Background of Addy case
- Addy is a British citizen who was living at her family home in the UK before she came to Australia. She left a substantial amount of her personal belongings at her parent’s home with the intention to come back to the UK upon her return from Australia.
- Addy was granted a Subclass 417 (working holiday) visa for one year and entered Australia on 20 August 2015.
- By September 2015, she lived in Sydney under an informal share housing arrangement with several people.
- From 2 January 2016 to 8 March 2016, she travelled to several countries in Southeast Asia.
- She returned to Australia around April 2016 and worked on a horse farm in Western Australia for three months before returning to Sydney in July 2016, where she worked casually as a waitress in two different hotels.
- In July 2016, she was granted a further working holiday visa for another year. The taxpayer stayed in Australia until 1 May 2017 before returning to the UK permanently.
- Addy had lodged her 2016–2017 income tax return with taxable income of $26,576, derived from her working holiday employment. Her income was taxed at the WHM tax rate of 15% in accordance with the prescribed tax rate for WHM set under Part III of Schedule 7 to the Income Tax Rates Act 1986 (ITRA 1986)
- Addy disagreed with the treatment and continued to challenge the Commissioner’s assessment until she was finally allowed to appeal to Federal Court.
Issues decided by the Court
There are two main issues decided by the Court on Addy case, which are her Australian residency status and whether Non-Discrimination Article (NDA) has been contravened. The issues decided by the Court are predominantly unfavourable towards the Commissioner.
The Full Federal Court ruled that the taxpayer was a resident under the 183-day test but found that the taxpayer was not a resident under the ordinary resides test as her stay had a ‘fluid nature’ which is closer to being on an extended holiday. The court further commented that this was consistent with Addy’s declaration when obtaining the visa and there was nothing suggested that her intention had changed.
The Full Federal Court also concluded further that Addy’s residency ceased once she departed Australia in May 2017. As a result, she was only entitled to a part of the tax-free threshold under the ITRA 1986.
Application of Non-Discrimination Article (NDA)

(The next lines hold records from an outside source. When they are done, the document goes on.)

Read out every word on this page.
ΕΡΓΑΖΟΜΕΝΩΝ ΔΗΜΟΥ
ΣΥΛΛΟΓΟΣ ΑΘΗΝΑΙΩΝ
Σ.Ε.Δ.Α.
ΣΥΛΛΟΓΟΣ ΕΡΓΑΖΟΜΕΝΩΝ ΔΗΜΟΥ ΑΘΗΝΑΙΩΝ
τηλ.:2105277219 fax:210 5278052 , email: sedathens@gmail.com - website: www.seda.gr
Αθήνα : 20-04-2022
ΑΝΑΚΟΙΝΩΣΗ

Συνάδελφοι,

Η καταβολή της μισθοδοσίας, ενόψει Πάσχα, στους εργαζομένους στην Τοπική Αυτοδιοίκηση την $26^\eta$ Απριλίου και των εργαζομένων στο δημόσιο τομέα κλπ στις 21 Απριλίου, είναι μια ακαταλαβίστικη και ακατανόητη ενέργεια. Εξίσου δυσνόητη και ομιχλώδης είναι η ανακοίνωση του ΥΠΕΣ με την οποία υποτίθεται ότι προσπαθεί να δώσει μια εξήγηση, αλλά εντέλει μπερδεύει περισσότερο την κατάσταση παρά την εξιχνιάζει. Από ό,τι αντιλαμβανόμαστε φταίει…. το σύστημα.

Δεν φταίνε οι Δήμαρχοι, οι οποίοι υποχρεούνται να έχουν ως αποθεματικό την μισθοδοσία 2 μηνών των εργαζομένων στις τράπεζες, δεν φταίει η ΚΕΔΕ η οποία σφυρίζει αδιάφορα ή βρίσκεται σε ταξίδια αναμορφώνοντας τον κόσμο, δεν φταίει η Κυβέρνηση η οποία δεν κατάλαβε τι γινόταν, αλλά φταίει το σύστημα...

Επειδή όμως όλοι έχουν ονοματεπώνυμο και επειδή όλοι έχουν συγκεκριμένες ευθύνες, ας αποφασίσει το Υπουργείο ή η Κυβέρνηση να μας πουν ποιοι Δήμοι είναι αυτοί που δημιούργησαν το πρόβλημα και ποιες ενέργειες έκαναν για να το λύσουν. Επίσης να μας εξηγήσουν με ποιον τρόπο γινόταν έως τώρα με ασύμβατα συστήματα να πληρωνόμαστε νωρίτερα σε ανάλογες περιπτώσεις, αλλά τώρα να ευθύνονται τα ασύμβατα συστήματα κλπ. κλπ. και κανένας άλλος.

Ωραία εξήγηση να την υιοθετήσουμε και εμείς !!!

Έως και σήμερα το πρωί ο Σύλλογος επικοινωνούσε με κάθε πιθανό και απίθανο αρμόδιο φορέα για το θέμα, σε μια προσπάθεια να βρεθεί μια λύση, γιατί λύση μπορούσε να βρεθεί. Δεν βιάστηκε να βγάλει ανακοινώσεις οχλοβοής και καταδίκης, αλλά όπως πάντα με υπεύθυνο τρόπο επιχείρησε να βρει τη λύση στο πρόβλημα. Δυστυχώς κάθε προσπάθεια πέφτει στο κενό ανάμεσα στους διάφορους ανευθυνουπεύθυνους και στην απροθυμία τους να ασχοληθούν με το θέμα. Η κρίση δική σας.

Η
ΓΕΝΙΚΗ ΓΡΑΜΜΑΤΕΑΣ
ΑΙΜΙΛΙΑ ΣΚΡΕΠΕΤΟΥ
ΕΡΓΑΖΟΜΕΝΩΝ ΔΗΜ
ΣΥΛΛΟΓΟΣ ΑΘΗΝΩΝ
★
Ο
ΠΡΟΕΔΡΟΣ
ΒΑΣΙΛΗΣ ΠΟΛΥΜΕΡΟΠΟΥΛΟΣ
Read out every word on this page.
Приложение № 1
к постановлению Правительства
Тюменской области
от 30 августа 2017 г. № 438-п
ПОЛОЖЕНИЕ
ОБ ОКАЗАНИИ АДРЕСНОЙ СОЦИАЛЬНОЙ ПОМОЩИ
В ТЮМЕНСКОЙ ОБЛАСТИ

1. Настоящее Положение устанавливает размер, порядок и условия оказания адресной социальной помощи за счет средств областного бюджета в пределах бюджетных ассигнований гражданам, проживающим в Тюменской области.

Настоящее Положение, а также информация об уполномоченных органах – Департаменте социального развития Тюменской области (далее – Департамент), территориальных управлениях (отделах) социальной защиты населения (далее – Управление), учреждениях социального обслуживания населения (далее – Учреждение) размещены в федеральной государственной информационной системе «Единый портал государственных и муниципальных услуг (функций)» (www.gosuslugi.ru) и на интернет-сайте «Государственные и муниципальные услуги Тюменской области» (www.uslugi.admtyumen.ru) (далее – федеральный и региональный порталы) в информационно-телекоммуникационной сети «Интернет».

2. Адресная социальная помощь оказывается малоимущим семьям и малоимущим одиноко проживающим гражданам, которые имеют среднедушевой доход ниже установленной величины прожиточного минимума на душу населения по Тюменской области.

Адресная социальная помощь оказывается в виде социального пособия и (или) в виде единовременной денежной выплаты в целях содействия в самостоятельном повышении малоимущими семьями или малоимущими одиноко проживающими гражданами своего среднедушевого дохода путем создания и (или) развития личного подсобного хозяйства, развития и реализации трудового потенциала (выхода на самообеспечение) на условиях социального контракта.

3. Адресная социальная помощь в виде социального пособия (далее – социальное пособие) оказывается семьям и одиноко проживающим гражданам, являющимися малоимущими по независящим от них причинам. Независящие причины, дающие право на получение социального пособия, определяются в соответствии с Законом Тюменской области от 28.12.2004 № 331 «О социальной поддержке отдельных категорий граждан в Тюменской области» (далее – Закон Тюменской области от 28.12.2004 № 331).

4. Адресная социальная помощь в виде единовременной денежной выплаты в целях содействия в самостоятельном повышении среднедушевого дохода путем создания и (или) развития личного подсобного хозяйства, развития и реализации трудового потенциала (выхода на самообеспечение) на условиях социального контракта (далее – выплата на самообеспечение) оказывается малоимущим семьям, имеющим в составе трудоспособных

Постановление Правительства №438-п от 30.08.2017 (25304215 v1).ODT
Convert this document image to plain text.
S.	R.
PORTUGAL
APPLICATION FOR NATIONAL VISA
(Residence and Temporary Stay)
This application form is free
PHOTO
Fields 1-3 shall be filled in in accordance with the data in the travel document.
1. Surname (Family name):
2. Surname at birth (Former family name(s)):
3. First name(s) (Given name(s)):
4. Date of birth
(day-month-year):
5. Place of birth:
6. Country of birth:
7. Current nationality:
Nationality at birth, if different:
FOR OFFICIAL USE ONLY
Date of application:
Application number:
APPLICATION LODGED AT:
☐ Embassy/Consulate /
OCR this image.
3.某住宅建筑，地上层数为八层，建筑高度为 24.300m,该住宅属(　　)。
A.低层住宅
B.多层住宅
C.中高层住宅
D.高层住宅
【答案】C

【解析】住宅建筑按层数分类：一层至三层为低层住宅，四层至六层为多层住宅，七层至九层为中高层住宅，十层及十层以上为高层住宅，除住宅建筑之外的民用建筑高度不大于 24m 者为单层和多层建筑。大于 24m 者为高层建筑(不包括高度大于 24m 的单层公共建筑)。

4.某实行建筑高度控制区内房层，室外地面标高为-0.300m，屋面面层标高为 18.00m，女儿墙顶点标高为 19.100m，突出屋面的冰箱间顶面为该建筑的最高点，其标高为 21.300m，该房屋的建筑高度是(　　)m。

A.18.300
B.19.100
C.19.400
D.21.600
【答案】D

The High Court ruled that NDA has been contravened and the effect of the NDA being contravened for this taxpayer was that the taxpayer should pay tax at the rates applying to resident nationals as set out in Part I of Schedule 7 to the ITRA 1986.
The implication of Addy case toward backpacker taxation going forward
The ATO has identified this case will have implications for the WHM who satisfied all the following criteria:
- holder of a visa subclass 417 Working Holiday or 462 Work and Holiday;
- an Australian resident for tax purposes; and
- from one of the following non-discrimination article (NDA) countries:
– Germany (from 1 July 2017 onwards)
– Israel (from 1 July 2020 onwards)
– The United Kingdom.
If the WHM satisfies the above criteria, the WHM will have the option of whether to lodge an income tax return on the same basis as an Australian resident return.
There are other implications required to be considered by the WHM if he/she chose to be assessed on the same basis as a resident Australian national’s tax return, such as:
- He/she will be taxed following the tax rates for Australian residents for tax purposes and may be eligible for the tax offsets (i.e. low-income tax offset and the low and middle-income tax offset)
- His/ her worldwide income will be taxable in Australia just like an Australian tax resident (the relevant double taxation agreement may need to be reviewed to determine whether the foreign income could be excluded from being assessed in Australia).
- He/ she may have to pay the Medicare levy.
If the WHM is from an NDA country that is not an Australian resident, or a WHM from a non-NDA country, then the WHM will be taxed at the usual WHM rate.
Addy case will not be applicable for most WHMs as most of them are either non-residents or from NDA countries. However, if the WHM is from an NDA country and treated as an Australian resident, the taxpayer will have the option to be taxed the same as an Australian national under the NDA.
In order to be taxed at the Australian resident rate in the current or future period, the WHM will have to lodge a tax return to the ATO.
The ATO allows the amendment of the prior year’s tax returns for the affected WHM. Given the complicated nature of the amendment, it is recommended for the WHM to seek professional assistance from the tax professional for the lodgement/amendment of the tax return.